Caro Los Angeles Times,
Sono un tuo fedele abbonato da ormai un paio di annetti. Sì, ho fatto l'opzione
weekend, il giornale arriva sulla porta di casa—puntuale — verso le 6 del mattino, credo, non sono certo sveglio a quell'ora per controllare, ma più tardi lo trovo lì, ogni giorno dal giovedì alla domenica. No, non chiedermelo ogni volta, non voglio fare l'abbonamento regolare.
Ma sto divagando.
Dicevo, il giornale non è male, ogni tanto avete delle inchieste coi fiocchi.

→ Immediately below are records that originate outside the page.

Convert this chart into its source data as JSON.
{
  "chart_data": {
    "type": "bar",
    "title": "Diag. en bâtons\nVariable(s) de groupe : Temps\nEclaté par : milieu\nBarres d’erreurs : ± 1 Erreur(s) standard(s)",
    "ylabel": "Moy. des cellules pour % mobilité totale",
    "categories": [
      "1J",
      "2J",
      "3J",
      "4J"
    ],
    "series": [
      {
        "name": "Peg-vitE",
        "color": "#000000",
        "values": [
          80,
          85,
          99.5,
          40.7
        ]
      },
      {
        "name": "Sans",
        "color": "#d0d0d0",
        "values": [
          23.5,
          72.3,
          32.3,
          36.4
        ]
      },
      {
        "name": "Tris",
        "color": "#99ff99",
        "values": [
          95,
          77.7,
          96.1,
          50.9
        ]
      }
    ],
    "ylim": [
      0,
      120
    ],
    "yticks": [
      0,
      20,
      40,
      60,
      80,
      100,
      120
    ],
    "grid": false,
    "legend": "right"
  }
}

Good stuff. La pagina dei libri e dell'arte andrebbe forse un po' rimpolpata, ma tant'è, c'è la crisi e tagliano tutti, capisco lo facciate anche voi. Non tagliate il tizio che scrive di economia: è fortissimo. Mi piace anche quello che scrive di automobili, ma forse dovreste ricordargli che andare a 180 all'ora in autostrada in Italia per testare la nuova Ferrari è illegale e scriverlo in un giornale non è la cosa più furba del mondo. Non mi piace il formato assurdo delle pagine (lunghe e strette), ma sembra che voi americani facciate così e va bene.
Ma divago di nuovo.
Quello che volevo dire è: non è possibile che in ogni singola edizione vi mettiate a osannare
Dudamel. Sarà un talento della direzione, sarà simpatico e spigliato e divertente. Sarà magari anche belloccio. Però mi rimane il sospetto che lo facciate solo per convincervi che la vostra
philarmonic orchestra è più brava di quella di New York e delle capitali europee. Il che può pure essere. Però ripeterlo in continuazione fa un po' provinciale. Ed è anche di poca classe.